Trouble with categories in “Comics are not Literature”

Listening to the downloadable mp3 of the “Comics are not Literature” panel from Comic-Con is fascinating as a demonstration for how different people’s categories are relating to the definitions of “comics,” “literature,” or even “reading” it seems. (all of the issues seem resolvable by accepting the notion of a visual language)

As I’ve been claiming for awhile, “comics” for these people seems to really be bound to the genre(s), so the notion of that as literature would indeed seem troubling. It also seems rather ridiculous in general for anyone to make a blanket statement about the notion that all comics are literature, as opposed to literature being something that individual comics can attain. Is this just a terminological straw man? Perhaps this is just a problem created by using “comics” as a singular noun?

Concerning the one person’s notion that comics are not “read” just seems ridiculous. Calling the process that we do to decode comic sequences just “looking” is revealing as belonging to a paradigm of thinking holding images into a subjugated position. “Perceiving” or “looking” are passive processes compared to the active “reading.” I’d argue, with empirical evidence, that “reading” is indeed the closer category.

I find it also very interesting that the panel has next to no one who is actually draws comics — i.e. no one with “visual language fluency.” And, for a conversation that keeps going back to formal properties of the medium, perhaps they’d have done well with someone on the panel who actually knows about that stuff?

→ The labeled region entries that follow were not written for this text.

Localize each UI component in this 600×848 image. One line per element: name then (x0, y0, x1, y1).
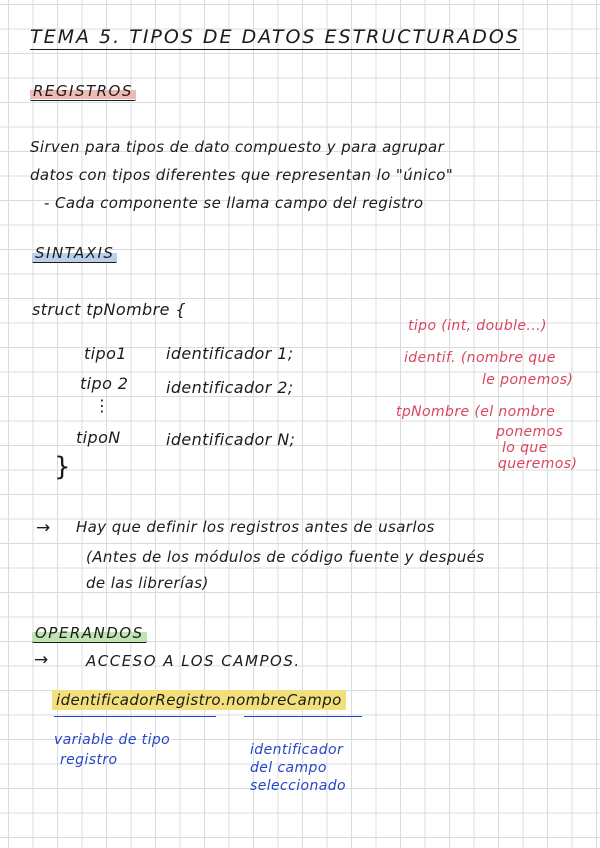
definir-line-2: (Antes de los módulos de código fuente y después (86, 548, 485, 566)
access-syntax: identificadorRegistro.nombreCampo (52, 690, 346, 710)
field-ident-n: identificador N; (166, 430, 296, 449)
note-tpnombre-2: ponemos (496, 424, 564, 440)
struct-open-line: struct tpNombre { (32, 300, 186, 319)
note-identif-2: le ponemos) (482, 372, 574, 388)
field-ellipsis: ⋮ (94, 396, 111, 415)
note-identif: identif. (nombre que (404, 350, 556, 366)
underline-campo (244, 716, 362, 717)
section-header-operandos: OPERANDOS (32, 624, 147, 643)
definir-line-1: Hay que definir los registros antes de usarlos (76, 518, 435, 536)
field-type-1: tipo1 (84, 344, 127, 363)
definir-line-3: de las librerías) (86, 574, 209, 592)
arrow-right-icon: → (36, 518, 51, 538)
registros-line-3: - Cada componente se llama campo del registro (44, 194, 424, 212)
field-ident-1: identificador 1; (166, 344, 294, 363)
note-tpnombre-4: queremos) (498, 456, 578, 472)
registros-line-2: datos con tipos diferentes que representan lo "único" (30, 166, 454, 184)
note-tipo: tipo (int, double...) (408, 318, 547, 334)
field-ident-2: identificador 2; (166, 378, 294, 397)
note-tpnombre-3: lo que (502, 440, 548, 456)
explain-left-2: registro (60, 752, 118, 768)
struct-close-brace: } (54, 452, 71, 482)
explain-left-1: variable de tipo (54, 732, 171, 748)
section-header-sintaxis: SINTAXIS (32, 244, 117, 263)
registros-line-1: Sirven para tipos de dato compuesto y para agrupar (30, 138, 445, 156)
explain-right-3: seleccionado (250, 778, 346, 794)
explain-right-2: del campo (250, 760, 327, 776)
explain-right-1: identificador (250, 742, 344, 758)
note-tpnombre: tpNombre (el nombre (396, 404, 556, 420)
section-header-registros: REGISTROS (30, 82, 136, 101)
arrow-right-icon-2: → (34, 650, 49, 670)
acceso-campos: ACCESO A LOS CAMPOS. (86, 652, 301, 670)
field-type-n: tipoN (76, 428, 121, 447)
underline-registro (54, 716, 216, 717)
page-title: TEMA 5. TIPOS DE DATOS ESTRUCTURADOS (30, 26, 520, 48)
field-type-2: tipo 2 (80, 374, 129, 393)
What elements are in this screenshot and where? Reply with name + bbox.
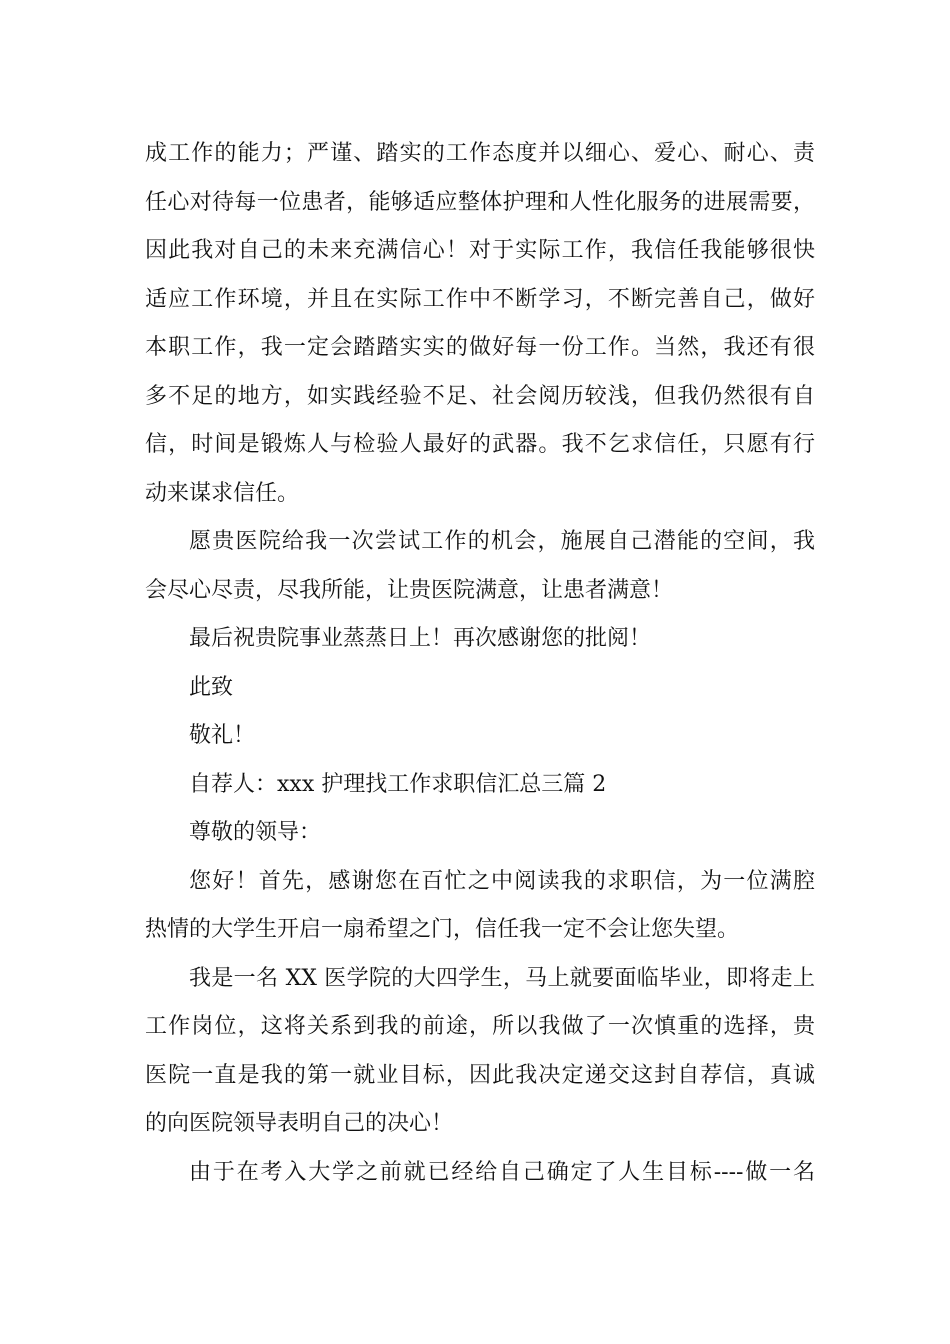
text-line: 尊敬的领导：	[189, 820, 322, 845]
text-line: 本职工作，我一定会踏踏实实的做好每一份工作。当然，我还有很	[145, 335, 815, 360]
text-line: 此致	[189, 674, 234, 700]
text-line: 动来谋求信任。	[145, 480, 300, 506]
text-line: 我是一名 XX 医学院的大四学生，马上就要面临毕业，即将走上	[189, 965, 815, 991]
text-line: 任心对待每一位患者，能够适应整体护理和人性化服务的进展需要，	[145, 189, 815, 215]
text-line: 医院一直是我的第一就业目标，因此我决定递交这封自荐信，真诚	[145, 1062, 815, 1088]
text-line: 热情的大学生开启一扇希望之门，信任我一定不会让您失望。	[145, 917, 740, 942]
text-line: 会尽心尽责，尽我所能，让贵医院满意，让患者满意！	[145, 577, 674, 603]
text-line: 由于在考入大学之前就已经给自己确定了人生目标----做一名	[189, 1159, 815, 1185]
text-line: 敬礼！	[189, 723, 256, 748]
text-line: 自荐人：xxx 护理找工作求职信汇总三篇 2	[189, 771, 607, 797]
text-line: 适应工作环境，并且在实际工作中不断学习，不断完善自己，做好	[145, 286, 815, 312]
letter-body	[145, 130, 815, 1197]
text-line: 的向医院领导表明自己的决心！	[145, 1111, 454, 1136]
text-line: 工作岗位，这将关系到我的前途，所以我做了一次慎重的选择，贵	[145, 1014, 815, 1039]
text-line: 因此我对自己的未来充满信心！对于实际工作，我信任我能够很快	[145, 238, 815, 263]
text-line: 信，时间是锻炼人与检验人最好的武器。我不乞求信任，只愿有行	[145, 432, 815, 457]
text-line: 多不足的地方，如实践经验不足、社会阅历较浅，但我仍然很有自	[145, 383, 815, 409]
text-line: 最后祝贵院事业蒸蒸日上！再次感谢您的批阅！	[189, 626, 652, 651]
text-line: 成工作的能力；严谨、踏实的工作态度并以细心、爱心、耐心、责	[145, 141, 815, 166]
text-line: 愿贵医院给我一次尝试工作的机会，施展自己潜能的空间，我	[189, 529, 815, 554]
text-line: 您好！首先，感谢您在百忙之中阅读我的求职信，为一位满腔	[189, 868, 815, 894]
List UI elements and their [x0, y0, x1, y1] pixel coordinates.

In general, it seems like most all of these issues that they struggle with are almost wholly resolved by accepting a paradigm that acknowledges that images in sequence are literally a visual language. No more struggling with whether someone is a “cartoonist” or “writer” or “artist” — they’re a “visual author”, or even better, just a “writer” who writes in pictures as opposed to words. I could go on and on (and, in fact, I have).

These were exactly the issues I was addressing in two of my older articles: The “Literature” issue is essentially encapsulated by the “Comics as Art”-debate, while the issues that they’re struggling with in general are instances of the limitations of the network of concepts that “comics” encapsulates where these peoples’ categories are running up against troubles.